研究課題/領域番号 |
22H01417
|
配分区分 | 補助金 |
研究機関 | 東京都立大学 |
研究代表者 |
角田 直人 東京都立大学, システムデザイン研究科, 教授 (70345437)
|
研究分担者 |
近藤 克哉 鳥取大学, 工学研究科, 教授 (00295750)
|
研究期間 (年度) |
2022-04-01 – 2025-03-31
|
キーワード | 反応拡散分析制御 / 近赤外分光法 / 化学イメージング |
研究実績の概要 |
マイクロ領域における化学反応時の全成分濃度と温度の同時イメージング法を確立し、拡散係数と反応生成率の空間分布を求めることが本研究の目的であり、2022年度は特に中和反応に関する近赤外吸収スペクトルの測定と拡散係数の算出法の開発を目標とした。具体的には以下の項目を実施した。 (i)スペクトル測定:酸、アルカリ、塩の近赤外吸収スペクトル測定を実施し、濃度ごとの特性や等吸収点について調査した。 (ii)波長選定と回帰モデル構築:測定したスペクトルをケモメトリクス分析し、部分的最小二乗回帰(PLS)回帰を基盤とした逐次投影アルゴリズム(SPA)や競合適応再重み付けサンプリング(CARS)、サポートベクターマシーン(SVM)などの方法を予測誤差が最小となるようなアルゴリズムを検討した。非共線性を抑制した濃度推定のための回帰モデルを構築できることを確認した。 (iii)分光画像取得と精度検証:上記の水溶液試料の濃度と温度を予測し、精度を求めた。ほとんどの成分に対して、濃度分解能0.1 Mと温度分解能0.2 Kを達成した。マイクロ流路内で酸と塩基の界面反応させ、全成分の濃度変化および温度変化が生じていることを確認した。 (iv)拡散係数分布の算出:濃度の空間分布と拡散方程式をベースにして、中和反応時の酸、塩基、塩の拡散係数分布を求めるためのアルゴリズムおよびプログラムを開発した。

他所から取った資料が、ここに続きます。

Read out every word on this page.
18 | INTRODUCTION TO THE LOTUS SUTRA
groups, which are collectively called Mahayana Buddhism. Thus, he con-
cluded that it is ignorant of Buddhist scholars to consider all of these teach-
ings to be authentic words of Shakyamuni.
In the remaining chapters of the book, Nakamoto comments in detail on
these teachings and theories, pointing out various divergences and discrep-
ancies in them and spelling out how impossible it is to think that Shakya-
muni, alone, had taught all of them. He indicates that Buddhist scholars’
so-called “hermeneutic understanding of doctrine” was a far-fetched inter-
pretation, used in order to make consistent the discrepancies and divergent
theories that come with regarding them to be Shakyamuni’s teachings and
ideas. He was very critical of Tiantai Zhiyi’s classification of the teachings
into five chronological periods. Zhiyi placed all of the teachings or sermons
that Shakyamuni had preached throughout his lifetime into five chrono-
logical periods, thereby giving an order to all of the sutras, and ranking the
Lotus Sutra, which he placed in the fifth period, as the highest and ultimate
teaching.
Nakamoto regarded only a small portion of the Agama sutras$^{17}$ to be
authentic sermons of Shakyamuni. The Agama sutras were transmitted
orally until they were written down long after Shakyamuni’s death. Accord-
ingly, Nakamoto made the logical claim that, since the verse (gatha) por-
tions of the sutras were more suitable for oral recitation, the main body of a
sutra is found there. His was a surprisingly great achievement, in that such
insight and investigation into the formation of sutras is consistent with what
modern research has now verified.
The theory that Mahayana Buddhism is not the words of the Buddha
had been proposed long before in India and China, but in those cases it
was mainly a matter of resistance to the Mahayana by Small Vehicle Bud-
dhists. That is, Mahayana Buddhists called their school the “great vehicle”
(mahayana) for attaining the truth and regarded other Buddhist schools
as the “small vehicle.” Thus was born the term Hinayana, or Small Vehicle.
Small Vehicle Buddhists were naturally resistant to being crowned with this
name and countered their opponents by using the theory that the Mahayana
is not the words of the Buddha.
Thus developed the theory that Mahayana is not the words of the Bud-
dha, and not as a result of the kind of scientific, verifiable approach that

濃度分布の関数近似が有効であることが分かり、そのための最適関数とパラメータを同定した。
|
現在までの達成度 (区分) |
現在までの達成度 (区分)
2: おおむね順調に進展している
理由
(i)スペクトル測定、(ii)波長選定と回帰モデル構築、(iii)分光画像取得と精度検証、(iv)拡散係数分布の算出を概ね計画通りに実施することができた。各溶液に対するスペクトルの差を評価し、特徴を抽出した。モデル構築では、いくつかのアルゴリズムを比較検証して、中和反応に適した濃度予測モデルを提案し、次年度の研究のための基盤が作られたといえる。
|
今後の研究の推進方策 |
代表的な酸、塩基、塩の近赤外吸収スペクトルと回帰モデルのデータベースを構築する。これにより多くの成分に対しての可視定量的な分析が可能になるため、本研究課題のみならず、今後の反応拡散研究に寄与する。課題として、正確な測定と前処理など、信頼性の高いスペクトルを取得する必要があり、そのためには多大な時間と労力が掛かることが挙げられる。今後は、プロトコルを確立し、効率的に研究を推進していく。